Pendant que Lizbeth rassemblait ses brebis, Decambrais passa un coup de fil à Adamsberg, en s’éloignant du bar.

— Commissaire, ça chauffe ici, dit-il. Les gens perdent la tête.

— Ici aussi, dit Adamsberg, depuis sa table du bar irlandais. Qui sème l’audience récolte la panique.

— Qu’est-ce que vous allez faire ?

— Répéter et répéter que les trois hommes ont été assassinés. Qui dit quoi, autour de vous ?

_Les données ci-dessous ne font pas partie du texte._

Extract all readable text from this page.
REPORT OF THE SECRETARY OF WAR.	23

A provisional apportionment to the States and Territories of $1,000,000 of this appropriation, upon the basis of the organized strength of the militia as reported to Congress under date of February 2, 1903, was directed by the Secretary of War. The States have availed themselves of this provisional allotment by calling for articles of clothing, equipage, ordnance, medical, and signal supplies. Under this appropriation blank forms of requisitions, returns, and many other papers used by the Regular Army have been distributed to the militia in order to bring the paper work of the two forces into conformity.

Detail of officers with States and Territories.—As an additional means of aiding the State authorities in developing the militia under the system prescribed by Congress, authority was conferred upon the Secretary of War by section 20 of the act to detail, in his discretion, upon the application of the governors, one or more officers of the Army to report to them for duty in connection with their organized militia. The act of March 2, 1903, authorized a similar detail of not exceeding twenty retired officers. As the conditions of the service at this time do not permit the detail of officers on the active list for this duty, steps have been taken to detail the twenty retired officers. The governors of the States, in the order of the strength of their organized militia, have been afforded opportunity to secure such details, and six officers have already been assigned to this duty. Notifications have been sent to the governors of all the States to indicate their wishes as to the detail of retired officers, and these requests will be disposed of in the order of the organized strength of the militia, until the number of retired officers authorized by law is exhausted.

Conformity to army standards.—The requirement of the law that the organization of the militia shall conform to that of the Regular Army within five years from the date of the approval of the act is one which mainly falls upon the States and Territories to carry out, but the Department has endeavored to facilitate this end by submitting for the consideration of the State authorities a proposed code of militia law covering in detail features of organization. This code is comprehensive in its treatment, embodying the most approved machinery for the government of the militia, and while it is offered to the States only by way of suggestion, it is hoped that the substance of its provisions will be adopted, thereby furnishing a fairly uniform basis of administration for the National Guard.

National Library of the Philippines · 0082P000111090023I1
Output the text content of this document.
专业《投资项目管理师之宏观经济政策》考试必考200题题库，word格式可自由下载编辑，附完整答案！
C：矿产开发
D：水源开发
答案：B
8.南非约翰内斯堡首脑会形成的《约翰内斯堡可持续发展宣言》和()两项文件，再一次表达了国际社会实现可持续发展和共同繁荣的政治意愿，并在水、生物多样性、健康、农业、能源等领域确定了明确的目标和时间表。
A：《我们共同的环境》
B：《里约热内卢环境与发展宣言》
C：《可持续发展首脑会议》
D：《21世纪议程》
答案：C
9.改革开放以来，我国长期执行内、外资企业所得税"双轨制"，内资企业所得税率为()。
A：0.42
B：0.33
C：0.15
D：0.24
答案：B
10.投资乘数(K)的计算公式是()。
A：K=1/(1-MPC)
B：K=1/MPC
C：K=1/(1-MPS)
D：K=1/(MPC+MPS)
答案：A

— Lizbeth en a vu d’autres et garde la tête froide. Le Guern s’en fout un peu, il tente de défendre son gagne-pain, et il faut d’autres tempêtes que celle-là pour l’émouvoir. Bertin me semble assez ébranlé, Damas ne comprend rien et Marie-Belle a ses nerfs. Le reste prend la tournure attendue, on nous cache tout, on ne nous dit rien et les saisons sont déréglées. « Comme quand l’hiver est chaud, au lieu d’être froid ; l’été frais au lieu d’être chaud, et ainsi du printemps, et l’automne. »

— Vous allez avoir du pain sur la planche, conseiller.

— Vous aussi, commissaire.

— Je ne distingue même plus le pain de la planche.

— Vous comptez vous y prendre comment ?

— Je compte aller dormir, Decambrais.